DeSERANNO News

Vol. 2, Issue 1June 2010

FINANCIAL ARTICLES

Using Your Credit Cards Abroad

When you travel abroad, you probably pull out your credit card for most purchases. Using your credit card often is the easiest and safest way to pay, mainly because you have some options for contesting charges. However, you should be aware of the fees you will have to pay to use your card, and take steps to minimize those fees.

When you use a credit card abroad, you almost always pay a currency conversion fee. This is the fee that the credit card issuer charges your bank to convert the charges into the currency of the country where you make the purchase. This charge is usually 1 percent of the purchase price. Your bank might tack on an additional 2 percent transaction fee. So, for example, a $200 hotel room actually costs you $206.

Even a 3 percent fee is less than most currency exchanges charge for converting U.S. dollars into the local currency. Credit cards also usually give you a more favorable exchange rate than you would get at a currency exchange or from a local merchant.
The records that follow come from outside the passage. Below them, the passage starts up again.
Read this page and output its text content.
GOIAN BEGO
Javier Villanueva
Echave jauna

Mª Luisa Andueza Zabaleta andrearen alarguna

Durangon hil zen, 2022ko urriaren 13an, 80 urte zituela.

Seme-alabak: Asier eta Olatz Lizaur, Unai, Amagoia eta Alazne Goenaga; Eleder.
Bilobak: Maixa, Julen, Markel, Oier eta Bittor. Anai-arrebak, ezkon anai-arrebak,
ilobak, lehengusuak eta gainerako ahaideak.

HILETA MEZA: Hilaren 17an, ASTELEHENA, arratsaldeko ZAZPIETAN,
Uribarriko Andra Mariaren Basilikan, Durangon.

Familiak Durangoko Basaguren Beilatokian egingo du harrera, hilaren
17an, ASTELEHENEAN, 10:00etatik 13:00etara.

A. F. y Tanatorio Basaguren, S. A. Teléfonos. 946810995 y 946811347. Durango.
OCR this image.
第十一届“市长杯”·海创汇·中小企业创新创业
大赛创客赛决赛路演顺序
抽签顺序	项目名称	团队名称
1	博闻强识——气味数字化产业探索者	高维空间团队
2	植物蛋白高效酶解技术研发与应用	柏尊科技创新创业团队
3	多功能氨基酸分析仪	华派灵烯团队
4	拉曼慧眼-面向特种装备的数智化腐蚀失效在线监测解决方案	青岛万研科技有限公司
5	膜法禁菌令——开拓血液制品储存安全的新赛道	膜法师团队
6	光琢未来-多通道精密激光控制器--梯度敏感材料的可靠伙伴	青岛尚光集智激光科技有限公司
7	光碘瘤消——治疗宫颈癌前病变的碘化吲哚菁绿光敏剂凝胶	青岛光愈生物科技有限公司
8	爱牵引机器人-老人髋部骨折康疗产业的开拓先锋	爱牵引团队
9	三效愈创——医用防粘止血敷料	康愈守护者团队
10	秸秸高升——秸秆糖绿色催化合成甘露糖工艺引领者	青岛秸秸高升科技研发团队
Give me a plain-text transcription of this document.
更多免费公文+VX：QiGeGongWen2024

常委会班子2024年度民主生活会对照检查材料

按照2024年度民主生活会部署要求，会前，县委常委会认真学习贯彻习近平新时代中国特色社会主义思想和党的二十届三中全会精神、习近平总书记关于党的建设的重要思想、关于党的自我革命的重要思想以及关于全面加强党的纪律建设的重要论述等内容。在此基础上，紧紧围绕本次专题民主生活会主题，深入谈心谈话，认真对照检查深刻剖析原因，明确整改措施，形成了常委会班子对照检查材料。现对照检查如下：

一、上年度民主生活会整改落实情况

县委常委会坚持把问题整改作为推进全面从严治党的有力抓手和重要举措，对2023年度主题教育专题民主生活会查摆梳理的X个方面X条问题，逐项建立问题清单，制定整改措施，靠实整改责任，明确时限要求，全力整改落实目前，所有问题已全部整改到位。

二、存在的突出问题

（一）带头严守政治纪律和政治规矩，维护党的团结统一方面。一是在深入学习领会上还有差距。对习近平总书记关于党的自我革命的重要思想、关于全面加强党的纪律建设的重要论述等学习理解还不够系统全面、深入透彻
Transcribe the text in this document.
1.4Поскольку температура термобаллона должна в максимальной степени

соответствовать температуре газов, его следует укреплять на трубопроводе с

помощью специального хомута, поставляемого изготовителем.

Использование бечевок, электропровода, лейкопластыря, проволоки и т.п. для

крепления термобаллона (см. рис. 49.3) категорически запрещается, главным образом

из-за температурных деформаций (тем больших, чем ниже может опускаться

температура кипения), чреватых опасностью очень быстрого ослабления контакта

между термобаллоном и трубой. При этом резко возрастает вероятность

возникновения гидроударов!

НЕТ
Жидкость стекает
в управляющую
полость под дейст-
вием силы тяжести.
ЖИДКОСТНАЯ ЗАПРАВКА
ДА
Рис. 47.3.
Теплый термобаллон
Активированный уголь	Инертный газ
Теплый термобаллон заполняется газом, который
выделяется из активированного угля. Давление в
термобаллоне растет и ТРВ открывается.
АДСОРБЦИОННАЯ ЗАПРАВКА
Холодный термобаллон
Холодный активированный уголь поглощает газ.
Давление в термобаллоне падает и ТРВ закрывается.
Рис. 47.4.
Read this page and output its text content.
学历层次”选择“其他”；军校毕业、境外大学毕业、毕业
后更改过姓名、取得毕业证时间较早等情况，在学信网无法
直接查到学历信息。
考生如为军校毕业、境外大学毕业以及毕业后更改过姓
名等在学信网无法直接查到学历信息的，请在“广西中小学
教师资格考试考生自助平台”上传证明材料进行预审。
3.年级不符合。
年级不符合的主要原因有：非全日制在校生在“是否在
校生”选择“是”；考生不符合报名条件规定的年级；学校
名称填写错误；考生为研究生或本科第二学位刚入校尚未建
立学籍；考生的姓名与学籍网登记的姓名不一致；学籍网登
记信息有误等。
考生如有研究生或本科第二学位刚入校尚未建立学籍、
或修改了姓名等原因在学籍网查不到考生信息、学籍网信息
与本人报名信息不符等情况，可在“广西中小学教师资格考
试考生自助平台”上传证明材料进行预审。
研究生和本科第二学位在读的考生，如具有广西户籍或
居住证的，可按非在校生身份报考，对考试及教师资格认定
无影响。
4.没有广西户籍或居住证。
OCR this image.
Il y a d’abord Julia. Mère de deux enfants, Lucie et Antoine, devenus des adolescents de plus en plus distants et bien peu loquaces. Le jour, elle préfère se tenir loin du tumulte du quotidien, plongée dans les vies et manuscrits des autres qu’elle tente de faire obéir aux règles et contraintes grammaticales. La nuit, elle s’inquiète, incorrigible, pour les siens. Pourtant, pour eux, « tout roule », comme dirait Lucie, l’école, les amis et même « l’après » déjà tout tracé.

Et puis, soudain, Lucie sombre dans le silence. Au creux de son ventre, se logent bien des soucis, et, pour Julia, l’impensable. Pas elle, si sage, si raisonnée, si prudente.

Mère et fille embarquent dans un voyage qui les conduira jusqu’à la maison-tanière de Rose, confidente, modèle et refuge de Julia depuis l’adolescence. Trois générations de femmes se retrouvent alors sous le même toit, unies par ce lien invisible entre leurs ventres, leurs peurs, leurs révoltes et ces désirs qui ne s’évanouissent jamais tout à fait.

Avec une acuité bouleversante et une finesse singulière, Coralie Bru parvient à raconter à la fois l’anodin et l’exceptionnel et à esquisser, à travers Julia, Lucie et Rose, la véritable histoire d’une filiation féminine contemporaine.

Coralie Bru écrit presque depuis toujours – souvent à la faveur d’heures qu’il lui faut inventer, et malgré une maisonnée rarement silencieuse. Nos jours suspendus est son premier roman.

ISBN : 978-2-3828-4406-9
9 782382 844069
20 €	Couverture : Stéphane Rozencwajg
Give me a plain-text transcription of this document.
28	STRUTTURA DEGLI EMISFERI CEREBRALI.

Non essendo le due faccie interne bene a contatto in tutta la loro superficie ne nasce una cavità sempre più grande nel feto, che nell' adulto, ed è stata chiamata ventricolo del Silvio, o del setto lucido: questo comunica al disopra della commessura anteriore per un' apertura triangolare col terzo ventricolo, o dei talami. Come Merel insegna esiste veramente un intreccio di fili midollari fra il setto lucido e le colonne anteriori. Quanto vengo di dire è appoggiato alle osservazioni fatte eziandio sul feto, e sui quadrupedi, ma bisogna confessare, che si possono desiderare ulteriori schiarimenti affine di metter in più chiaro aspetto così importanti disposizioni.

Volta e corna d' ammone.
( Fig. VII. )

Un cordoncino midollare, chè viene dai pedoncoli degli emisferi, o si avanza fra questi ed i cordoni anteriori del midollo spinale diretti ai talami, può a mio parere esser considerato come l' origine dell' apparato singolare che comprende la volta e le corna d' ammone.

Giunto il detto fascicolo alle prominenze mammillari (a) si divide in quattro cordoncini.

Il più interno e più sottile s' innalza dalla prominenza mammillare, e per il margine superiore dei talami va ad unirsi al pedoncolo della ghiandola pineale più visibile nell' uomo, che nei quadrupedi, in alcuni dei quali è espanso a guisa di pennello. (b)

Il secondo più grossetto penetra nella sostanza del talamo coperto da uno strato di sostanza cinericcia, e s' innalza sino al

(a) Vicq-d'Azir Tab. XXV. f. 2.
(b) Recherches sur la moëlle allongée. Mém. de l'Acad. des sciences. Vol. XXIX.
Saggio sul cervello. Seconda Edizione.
However, not all credit card issuers charge the same fees. And Capital One and some premier versions of other cards charge no fees at all for using their card abroad. To see Bankrate.com’s list of the major credit card companies and their fees, click here.

Before you go abroad, call your credit card issuers and ask about their international fees. Then you can use the card that charges the lowest fee. If you travel abroad a lot, you might want to get a card with no fees.

There are other things to consider when using your credit cards abroad, including:


  • Plan to use credit cards from a major issuer.

  • Before you go, call your card issuer and ask for a customer service phone number you can use when you are abroad. The customer service 800 number printed on your card probably won’t work outside the United States.

  • At the same time, tell them where you will be going, and when. You don’t want your credit card company to freeze your card because of unusual charges. Also, let your bank know if you plan to use your ATM or debit card overseas.

  • Make sure any cards you plan to use will not expire during your trip, and check that you have enough left on your credit limit to cover what you expect to spend.

  • Keep your receipts. That way, if you find you have been overcharged when your statement arrives, you will have proof to use to contest the bill. And while you’re at it, check the receipt before you leave the store.